Suara.com - Kubu Bharada Richard Eliezer Pudihang Lumiu menghadirkan sejumlah saksi ahli di persidangan hari Senin (26/12/2022). Salah satunya guru besar filsafat moral Sekolah Tinggi Filsafat Driyarkara Franz Magnis Suseno.
Franz Magnis, yang merupakan pengajar kelompok mata kuliah filsafat moral dan politik, memberikan sejumlah pandangannya terkait status Eliezer yang mengaku tidak mampu menolak perintah mantan atasannya, Ferdy Sambo, yang kini juga menjadi terdakwa untuk kasus pembunuhan berencana Brigadir J.
Romo Magnis menilai ada dua poin utama yang menurutnya dapat meringankan kesalahan Eliezer di tragedi 8 Juli 2022 tersebut.
"Yang paling meringankan adalah kedudukan yang memberi perintah itu. Kedudukan yang lebih tinggi, yang jelas berhak memberi perintah, setahu saya, di dalam kepolisian tentu akan ditaati," kata Magnis Suseno.
Baca Juga: Profil Franz Magnis Suseno, Guru Besar STF Driyarkara Jadi Saksi Ahli di Sidang Bharada E
Menurut Romo Magnis, kepolisian memiliki budaya untuk selalu melaksanakan perintah atasannya. Apalagi ditambah dengan Eliezer yang masih berusia 24 tahun dan merupakan polisi muda dengan minim pengalaman.
"Eliezer masih 24 tahun, masih muda, tentu akan laksanakan. Ada budaya laksanakan, itu adalah unsur yang paling kuat," jelasnya menambahkan.
Guru besar dari STF Driyarkara itu kemudian menyoroti keterbatasan waktu ketika penembakan terjadi.
Menurut Romo Magnis, waktu yang singkat ditambah situasi genting membuat Eliezer tidak mampu mengambil keputusan dengan kepala dingin.

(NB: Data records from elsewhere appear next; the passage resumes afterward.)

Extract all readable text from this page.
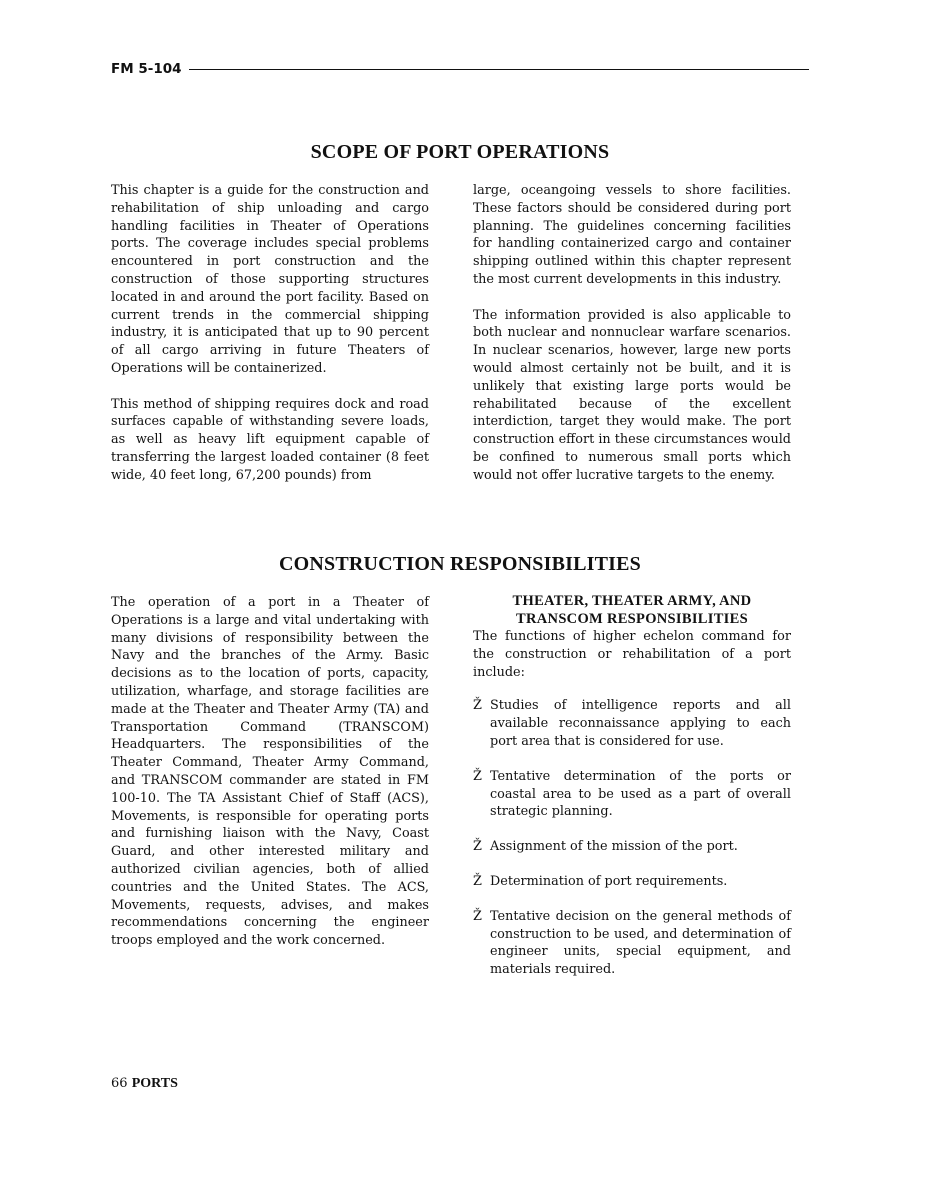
FM 5-104
SCOPE OF PORT OPERATIONS

This chapter is a guide for the construction and rehabilitation of ship unloading and cargo handling facilities in Theater of Operations ports. The coverage includes special problems encountered in port construction and the construction of those supporting structures located in and around the port facility. Based on current trends in the commercial shipping industry, it is anticipated that up to 90 percent of all cargo arriving in future Theaters of Operations will be containerized.

This method of shipping requires dock and road surfaces capable of withstanding severe loads, as well as heavy lift equipment capable of transferring the largest loaded container (8 feet wide, 40 feet long, 67,200 pounds) from

large, oceangoing vessels to shore facilities. These factors should be considered during port planning. The guidelines concerning facilities for handling containerized cargo and container shipping outlined within this chapter represent the most current developments in this industry.

The information provided is also applicable to both nuclear and nonnuclear warfare scenarios. In nuclear scenarios, however, large new ports would almost certainly not be built, and it is unlikely that existing large ports would be rehabilitated because of the excellent interdiction, target they would make. The port construction effort in these circumstances would be confined to numerous small ports which would not offer lucrative targets to the enemy.

CONSTRUCTION RESPONSIBILITIES

The operation of a port in a Theater of Operations is a large and vital undertaking with many divisions of responsibility between the Navy and the branches of the Army. Basic decisions as to the location of ports, capacity, utilization, wharfage, and storage facilities are made at the Theater and Theater Army (TA) and Transportation Command (TRANSCOM) Headquarters. The responsibilities of the Theater Command, Theater Army Command, and TRANSCOM commander are stated in FM 100-10. The TA Assistant Chief of Staff (ACS), Movements, is responsible for operating ports and furnishing liaison with the Navy, Coast Guard, and other interested military and authorized civilian agencies, both of allied countries and the United States. The ACS, Movements, requests, advises, and makes recommendations concerning the engineer troops employed and the work concerned.

THEATER, THEATER ARMY, AND TRANSCOM RESPONSIBILITIES

The functions of higher echelon command for the construction or rehabilitation of a port include:

Ž Studies of intelligence reports and all available reconnaissance applying to each port area that is considered for use.
Ž Tentative determination of the ports or coastal area to be used as a part of overall strategic planning.
Ž Assignment of the mission of the port.
Ž Determination of port requirements.
Ž Tentative decision on the general methods of construction to be used, and determination of engineer units, special equipment, and materials required.
66 PORTS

"Yang kedua, tentu keterbatasan situasi. Itu situasi yang tegang, yang amat sangat membingungkan, di mana saat itu dia harus segera menentukan akan melaksanakan atau tidak," terang Romo Magnis.
Baca Juga: Romo Magnis Suseno Sebut Perintah Ferdy Sambo Tembak Yosua ke Bharada E Sangat Sulit Ditolak
"Tidak ada waktu untuk melakukan suatu pertimbangan matang, di mana kita umumnya suka mengambil waktu tidur dulu, yang jelas (tidak bisa dilakukan) sehingga dia harus langsung bereaksi. Menurut saya itu dua faktor yang secara etis sangat meringankan," lanjutnya.
Lalu poin terakhir yang disorot Romo Magnis adalah perintah Sambo kepada Eliezer. Romo Magnis menilai memang ada perintah tembak dari atasan ke bawahan di institusi kepolisian selayaknya lembaga kemiliteran.
"Dalam kepolisian, seperti di dalam situasi pertempuran militer, memang bisa ada situasi di mana atasan memberi perintah tembak. Itu di dalam segala profesi lain, bahwa seorang atasan di kepolisian memberi perintah tembak itu tidak total, sama sekali, tidak masuk akal," kata Romo Magnis.
Romo Magnis menegaskan perintah yang sama memang tidak berlaku untuk masyarakat sipil. "Tapi di polisi itu lain, karena atasannya dia dalam situasi tertentu bisa memberikan (arahan tembak), berarti juga resistensi di dalam yang menerima perintah itu lebih lemah," tandas Romo Magnis.